The risks are real, but they are not excuses. Power outages and tariff uncertainty can turn an investment into a stranded asset, which is why industrial parks need dedicated feeders and predictable rates. Water shortages can quietly kill a factory, which is why siting and reuse must be disciplined. Standards delays can close markets, which is why laboratories must be resourced with the same urgency as factories. Logistics bottlenecks can wipe out competitiveness, which is why ports and corridors must function as reliably as the production lines they serve.
This is also a continental story. Under the African Continental Free Trade Area, tariff-free access depends on value added at home. Agenda 2063 calls for beneficiation and industrialisation as Africa’s path to prosperity. Namibia’s corridors and ports give us an advantage, but only if we ship certified, reliable products. Partnerships with China, the EU, and others are real, but they must serve Namibia’s plan, not overwrite it.
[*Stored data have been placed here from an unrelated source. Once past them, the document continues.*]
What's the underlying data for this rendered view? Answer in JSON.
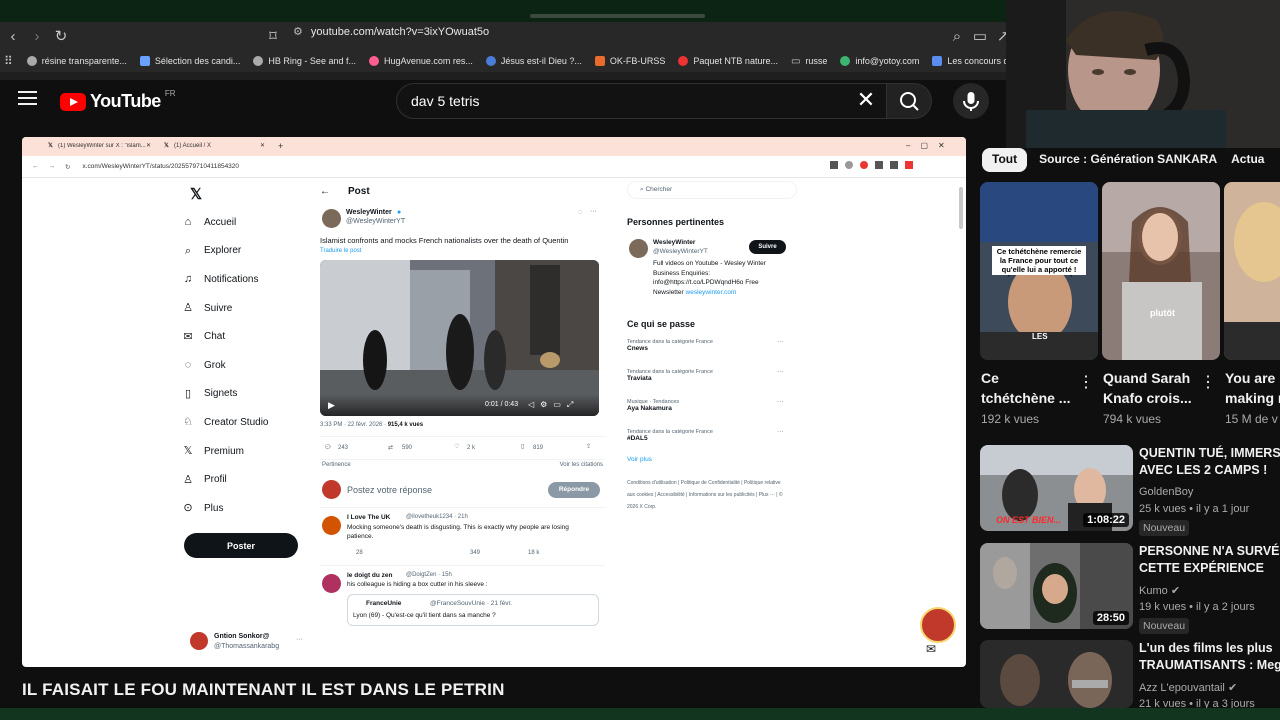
{
  "browser": {
    "url": "youtube.com/watch?v=3ixYOwuat5o",
    "bookmarks": [
      "résine transparente...",
      "Sélection des candi...",
      "HB Ring - See and f...",
      "HugAvenue.com res...",
      "Jésus est-il Dieu ?...",
      "OK-FB-URSS",
      "Paquet NTB nature...",
      "russe",
      "info@yotoy.com",
      "Les concours d'au"
    ]
  },
  "youtube": {
    "logo": "YouTube",
    "region": "FR",
    "search_query": "dav 5 tetris",
    "video_title": "IL FAISAIT LE FOU MAINTENANT IL EST DANS LE PETRIN"
  },
  "inner_browser": {
    "tabs": [
      "(1) WesleyWinter sur X : \"islam...",
      "(1) Accueil / X"
    ],
    "url": "x.com/WesleyWinterYT/status/2025579710411854320"
  },
  "x_sidebar": {
    "items": [
      "Accueil",
      "Explorer",
      "Notifications",
      "Suivre",
      "Chat",
      "Grok",
      "Signets",
      "Creator Studio",
      "Premium",
      "Profil",
      "Plus"
    ],
    "post_button": "Poster",
    "user_name": "Gntion Sonkor@",
    "user_handle": "@Thomassankarabg"
  },
  "x_post": {
    "header": "Post",
    "author": "WesleyWinter",
    "handle": "@WesleyWinterYT",
    "text": "Islamist confronts and mocks French nationalists over the death of Quentin",
    "translate": "Traduire le post",
    "video_time": "0:01 / 0:43",
    "timestamp": "3:33 PM · 22 févr. 2026 · ",
    "views": "915,4 k vues",
    "replies": "243",
    "reposts": "590",
    "likes": "2 k",
    "bookmarks": "819",
    "relevance": "Pertinence",
    "quotes": "Voir les citations",
    "reply_placeholder": "Postez votre réponse",
    "reply_button": "Répondre",
    "reply1": {
      "name": "I Love The UK",
      "handle": "@ilovetheuk1234 · 21h",
      "text": "Mocking someone's death is disgusting. This is exactly why people are losing patience.",
      "r": "28",
      "l": "349",
      "v": "18 k"
    },
    "reply2": {
      "name": "le doigt du zen",
      "handle": "@DoigtZen · 15h",
      "text": "his colleague is hiding a box cutter in his sleeve :"
    },
    "quote": {
      "name": "FranceUnie",
      "handle": "@FranceSouvUnie · 21 févr.",
      "text": "Lyon (69) - Qu'est-ce qu'il tient dans sa manche ?"
    }
  },
  "x_right": {
    "search_placeholder": "Chercher",
    "relevant_title": "Personnes pertinentes",
    "relevant_name": "WesleyWinter",
    "relevant_handle": "@WesleyWinterYT",
    "follow": "Suivre",
    "bio": "Full videos on Youtube - Wesley Winter Business Enquiries: info@https://t.co/LPDWqndH6o Free Newsletter",
    "bio_link": "wesleywinter.com",
    "trending_title": "Ce qui se passe",
    "trends": [
      {
        "cat": "Tendance dans la catégorie France",
        "name": "Cnews"
      },
      {
        "cat": "Tendance dans la catégorie France",
        "name": "Traviata"
      },
      {
        "cat": "Musique · Tendances",
        "name": "Aya Nakamura"
      },
      {
        "cat": "Tendance dans la catégorie France",
        "name": "#DAL5"
      }
    ],
    "see_more": "Voir plus",
    "footer": "Conditions d'utilisation | Politique de Confidentialité | Politique relative aux cookies | Accessibilité | Informations sur les publicités | Plus ··· | © 2026 X Corp."
  },
  "sidebar": {
    "chips": [
      "Tout",
      "Source : Génération SANKARA",
      "Actua"
    ],
    "shorts": [
      {
        "title1": "Ce",
        "title2": "tchétchène ...",
        "views": "192 k vues",
        "overlay": "Ce tchétchène remercie la France pour tout ce qu'elle lui a apporté !",
        "overlay2": "LES"
      },
      {
        "title1": "Quand Sarah",
        "title2": "Knafo crois...",
        "views": "794 k vues",
        "overlay": "plutôt"
      },
      {
        "title1": "You are",
        "title2": "making n",
        "views": "15 M de v"
      }
    ],
    "videos": [
      {
        "title1": "QUENTIN TUÉ, IMMERSIO",
        "title2": "AVEC LES 2 CAMPS !",
        "channel": "GoldenBoy",
        "meta": "25 k vues • il y a 1 jour",
        "badge": "Nouveau",
        "duration": "1:08:22",
        "overlay": "ON EST BIEN..."
      },
      {
        "title1": "PERSONNE N'A SURVÉCU",
        "title2": "CETTE EXPÉRIENCE",
        "channel": "Kumo",
        "meta": "19 k vues • il y a 2 jours",
        "badge": "Nouveau",
        "duration": "28:50"
      },
      {
        "title1": "L'un des films les plus",
        "title2": "TRAUMATISANTS : Mega",
        "channel": "Azz L'epouvantail",
        "meta": "21 k vues • il y a 3 jours"
      }
    ]
  },
  "colors": {
    "yt_bg": "#0f0f0f",
    "yt_red": "#ff0000",
    "x_blue": "#1d9bf0",
    "bookmark_bar": "#282828"
  }
}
And this is a citizen’s story. For the market woman in Katima Mulilo, it means goods that cost less when more is produced at home. For the student in Keetmanshoop, it means courses that match real jobs in factories and labs. For the entrepreneur in Oshakati, it means building a business that plugs into existing value chains instead of scattering energy. For the banker in Windhoek, it means lending into deals that are standards-ready and buyer-led. For the sponsor abroad, it means aligning funds with NDP6 priorities and being welcomed into a system that works.
Hope alone is not a strategy. Numbers, plans, and discipline are. The recent assessments remind us that drifting will not deliver Vision 2030. NDP6 reminds us that alignment can. The question is not whether Namibia can industrialise. The question is whether we are willing to connect the parts we already hold.
If the market woman in Katima Mulilo, the fisherman in Walvis Bay, the governor in the South, the student in Keetmanshoop, the banker in Windhoek, and the partner abroad all move in the same direction, then manufacturing and value addition will no longer be jargon. They will be pay slips, factory lights, and national pride. They will be the heartbeat of a Namibia that captures its own wealth, proud, productive, and prepared for the future.
*Dr Penny T Uukunde is a regional development economist and Africa China Expert.